原則、条件成就の時から法律行為は効力を生じますが、当事者が条件が成就した場合の効果を成就した時以前にさかのぼらせる意思表示をした場合は、成就前から効力を生じさせることもできます。

 

判例(127条)

いわゆる出世払いは、不確定期限付金銭消費貸借契約です。「出世しなかったら返さなくてよい」ではなく「出世するか、出世する見込みがなくなったときまで、弁済を猶予する」ということです。(大判明治43.10.31、大判大正4.3.2)

 

・条件の成否未定の間における相手方の利益の侵害の禁止(128条)

条件の成否が未定の間に、相手方の利益を害してはいけません。成就までの間は、大人しく見守らなければなりません。

逆に言えば、互いに利益があるのであれば、条件を早めるような行為をしても良いということになりますね。

 

・条件の成否未定の間における権利の処分等(129条)

条件の成否が未定である間における当事者の権利義務は、一般の規定に従い、処分、相続、保存することができます。担保をつけることも可能です。

ex)条件の成否未定の債権を質権の目的にする。
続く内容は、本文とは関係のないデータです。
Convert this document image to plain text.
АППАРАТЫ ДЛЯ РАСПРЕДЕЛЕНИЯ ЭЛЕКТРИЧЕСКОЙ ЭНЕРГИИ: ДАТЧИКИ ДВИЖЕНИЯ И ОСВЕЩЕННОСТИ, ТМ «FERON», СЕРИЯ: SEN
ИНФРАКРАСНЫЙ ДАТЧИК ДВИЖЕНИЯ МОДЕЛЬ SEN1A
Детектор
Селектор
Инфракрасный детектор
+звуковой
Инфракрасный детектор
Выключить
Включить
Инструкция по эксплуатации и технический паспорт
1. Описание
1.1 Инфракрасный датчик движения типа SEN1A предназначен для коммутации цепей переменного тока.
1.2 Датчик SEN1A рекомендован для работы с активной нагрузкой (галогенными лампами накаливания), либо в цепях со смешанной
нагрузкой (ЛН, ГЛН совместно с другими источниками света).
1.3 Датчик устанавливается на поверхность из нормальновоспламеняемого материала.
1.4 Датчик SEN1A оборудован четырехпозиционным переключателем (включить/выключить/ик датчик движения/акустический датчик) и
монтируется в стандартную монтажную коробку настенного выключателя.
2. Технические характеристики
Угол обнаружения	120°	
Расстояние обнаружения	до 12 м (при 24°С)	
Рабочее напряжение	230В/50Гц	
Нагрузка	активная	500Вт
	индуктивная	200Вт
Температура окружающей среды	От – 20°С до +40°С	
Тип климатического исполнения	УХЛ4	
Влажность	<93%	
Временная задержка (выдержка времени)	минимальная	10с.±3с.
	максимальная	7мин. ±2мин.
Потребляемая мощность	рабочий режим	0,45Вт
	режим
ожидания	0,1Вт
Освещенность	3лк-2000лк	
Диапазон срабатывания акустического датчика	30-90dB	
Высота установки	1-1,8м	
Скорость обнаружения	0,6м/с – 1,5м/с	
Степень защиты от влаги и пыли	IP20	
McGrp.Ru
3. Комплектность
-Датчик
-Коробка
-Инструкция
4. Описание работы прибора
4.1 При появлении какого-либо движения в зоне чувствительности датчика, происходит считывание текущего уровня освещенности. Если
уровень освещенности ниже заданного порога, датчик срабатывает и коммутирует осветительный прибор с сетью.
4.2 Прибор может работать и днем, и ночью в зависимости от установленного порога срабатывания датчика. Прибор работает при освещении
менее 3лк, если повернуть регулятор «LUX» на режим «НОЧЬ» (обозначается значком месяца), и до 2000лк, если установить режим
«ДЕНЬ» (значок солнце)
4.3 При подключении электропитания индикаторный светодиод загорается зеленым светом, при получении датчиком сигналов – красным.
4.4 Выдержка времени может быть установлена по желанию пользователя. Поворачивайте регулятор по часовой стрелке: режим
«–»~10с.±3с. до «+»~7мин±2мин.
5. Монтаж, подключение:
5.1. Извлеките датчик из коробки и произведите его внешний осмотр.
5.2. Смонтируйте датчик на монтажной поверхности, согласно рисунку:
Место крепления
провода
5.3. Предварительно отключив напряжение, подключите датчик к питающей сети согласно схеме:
条件の成否未定の債権に保証人をつける。

 

・条件の成就の妨害等(130条)

条件の成就によって不利益を受ける当事者が故意にその条件の成就を妨げた場合、相手方は、その条件が成就したものとみなすことができます。

反対に、条件の成就によって利益を受ける当事者が故意にその条件を成就させた場合、相手方は、その条件が成就しなかったものとみなすことができます。

民法 無効及び取消し その2

民法121条~ 無効及び取消し

 

・取消しの効果(121条)

取り消された行為は、初めから無効であったものとみなされます。

 

・原状回復の義務(121条の2)

無効な行為に基づく債務の履行として給付を受けた者は、相手方を現状に服させる義務を負います。つまり、無効な行為によって利益を受けた場合は、利益を相手方に返さなければならないということです。

上記の規定に関わらず、無効な無償行為に基づく債務の履行として給付を受けた者は、給付を受けた当時その行為が無効であることについて善意であったときは、現存の利益のみを返還しなければなりません。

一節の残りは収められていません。